12.3.5 Mass and energy

Einstein's theory of special relativity introduced the concept that mass and energy are interchangeable. This relationship is captured by the famous equation:

$$E = mc^2$$

Where:

• $E$ is the energy,
• $m$ is the mass,
• $c$ is the speed of light in a vacuum.

This equation shows that a small amount of mass can be converted into a significant amount of energy due to the large value of $c^2$.

1. Relativistic Mass

As an object's speed increases, so does its relativistic mass. This means that transferring energy to an object in motion causes its mass to increase. The faster an object moves, the more massive it becomes.

The relativistic mass $m$ of an object moving at speed $v$ can be calculated as:

$$m = \frac{m_0}{\sqrt{1 - \frac{v^2}{c^2}}}$$

Where:

• $m_0$ is the rest mass (the mass of the object when it's at rest),
• $v$ is the velocity of the object,
• $c$ is the speed of light.

This equation illustrates that as $v$ approaches $c$, the relativistic mass $m$ increases significantly, approaching infinity. This is why no object with mass can reach the speed of light — it would require infinite energy to do so.

2. Kinetic Energy at Relativistic Speeds

At relativistic speeds (over 1/10th of the speed of light, $c$), the classical kinetic energy equation $\frac{1}{2}mv^2$ is no longer accurate. Instead, relativistic kinetic energy $E_k$ must be used.

The total energy $E$ of a moving object at relativistic speeds is given by:

$$E = \frac{m_0 c^2}{\sqrt{1 - \frac{v^2}{c^2}}}$$

Where:

• $E$ is the total energy,
• $m_0$ is the rest mass.

The kinetic energy of an object moving at relativistic speeds can then be calculated as:

$$E_k = E - E_0 = \frac{m_0 c^2}{\sqrt{1 - \frac{v^2}{c^2}}} - m_0 c^2$$

where $E_0 = m_0 c^2$ is the rest energy of the object.

3. Bertozzi's Experiment – Experimental Evidence for Relativistic Mass Increase

Bertozzi's experiment demonstrated how the mass of an object increases with speed, providing support for Einstein's theory of special relativity.

In the experiment:

1. Electrons were accelerated in pulses by a particle accelerator between two points, A and B. Their time of travel between these points was measured.
2. The speed of the electrons was calculated from the measured distance and time.
3. The electrons then collided with an aluminium target, where their kinetic energy was transferred into heat. This energy was measured by noting the temperature increase of the aluminium target using a temperature sensor.

The kinetic energy $E_k$ of one electron was calculated using:

$$E_k = \frac{mc\Delta \theta}{n}$$

Where:

• $m$ is the mass of the target,
• $c$ is the specific heat capacity of the target,
• $\Delta \theta$ is the temperature change,
• $n$ is the number of electrons in the pulse.
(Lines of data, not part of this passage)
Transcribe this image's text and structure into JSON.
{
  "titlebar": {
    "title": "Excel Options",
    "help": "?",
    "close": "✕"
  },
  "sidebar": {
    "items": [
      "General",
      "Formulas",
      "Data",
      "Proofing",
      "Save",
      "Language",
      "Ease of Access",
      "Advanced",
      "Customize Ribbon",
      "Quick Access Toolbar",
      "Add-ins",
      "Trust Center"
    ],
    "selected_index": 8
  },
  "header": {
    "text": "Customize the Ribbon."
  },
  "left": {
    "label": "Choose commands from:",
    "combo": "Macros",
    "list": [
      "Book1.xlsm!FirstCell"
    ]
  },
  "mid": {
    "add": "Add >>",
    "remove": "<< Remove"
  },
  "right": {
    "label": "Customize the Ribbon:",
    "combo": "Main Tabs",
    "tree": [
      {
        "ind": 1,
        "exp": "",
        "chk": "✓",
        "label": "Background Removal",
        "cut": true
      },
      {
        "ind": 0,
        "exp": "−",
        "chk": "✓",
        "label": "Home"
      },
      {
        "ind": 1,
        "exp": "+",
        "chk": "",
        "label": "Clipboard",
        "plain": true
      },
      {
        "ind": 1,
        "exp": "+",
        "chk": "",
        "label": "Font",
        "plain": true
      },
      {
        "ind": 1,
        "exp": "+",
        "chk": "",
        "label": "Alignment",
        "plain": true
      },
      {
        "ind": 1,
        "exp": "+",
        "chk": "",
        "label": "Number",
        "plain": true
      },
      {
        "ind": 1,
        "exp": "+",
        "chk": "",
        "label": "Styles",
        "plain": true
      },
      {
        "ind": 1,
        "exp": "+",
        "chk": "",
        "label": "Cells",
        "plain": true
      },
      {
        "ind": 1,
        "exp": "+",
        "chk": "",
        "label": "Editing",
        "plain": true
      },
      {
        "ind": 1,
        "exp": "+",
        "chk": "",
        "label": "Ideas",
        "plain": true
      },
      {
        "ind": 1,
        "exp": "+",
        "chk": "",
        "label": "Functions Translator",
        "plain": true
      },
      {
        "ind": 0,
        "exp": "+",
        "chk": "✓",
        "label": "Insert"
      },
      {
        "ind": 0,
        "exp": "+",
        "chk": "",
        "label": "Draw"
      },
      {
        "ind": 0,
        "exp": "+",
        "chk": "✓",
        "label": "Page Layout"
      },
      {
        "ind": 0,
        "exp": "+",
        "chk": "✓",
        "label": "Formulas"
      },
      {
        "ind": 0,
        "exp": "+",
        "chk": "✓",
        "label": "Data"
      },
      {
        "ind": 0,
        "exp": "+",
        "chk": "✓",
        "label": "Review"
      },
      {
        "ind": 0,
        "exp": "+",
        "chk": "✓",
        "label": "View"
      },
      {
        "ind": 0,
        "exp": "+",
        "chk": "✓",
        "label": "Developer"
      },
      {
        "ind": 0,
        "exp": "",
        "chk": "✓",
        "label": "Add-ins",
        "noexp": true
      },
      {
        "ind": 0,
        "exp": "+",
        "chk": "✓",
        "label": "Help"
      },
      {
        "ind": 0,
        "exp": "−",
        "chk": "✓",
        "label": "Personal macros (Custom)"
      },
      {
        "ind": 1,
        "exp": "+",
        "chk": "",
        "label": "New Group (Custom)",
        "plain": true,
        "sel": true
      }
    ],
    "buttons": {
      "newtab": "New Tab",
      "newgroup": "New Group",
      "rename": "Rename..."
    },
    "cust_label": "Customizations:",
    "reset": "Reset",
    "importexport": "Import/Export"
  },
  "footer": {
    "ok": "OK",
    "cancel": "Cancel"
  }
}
Results of Bertozzi's Experiment

When the results of kinetic energy vs speed were plotted, they matched closely with predictions from special relativity. This was significant because:

• The graph showed that kinetic energy increases sharply as speed approaches $c$, unlike in classical mechanics.
• It demonstrated that an object cannot reach the speed of light because its energy would approach infinity as it gets closer to $c$.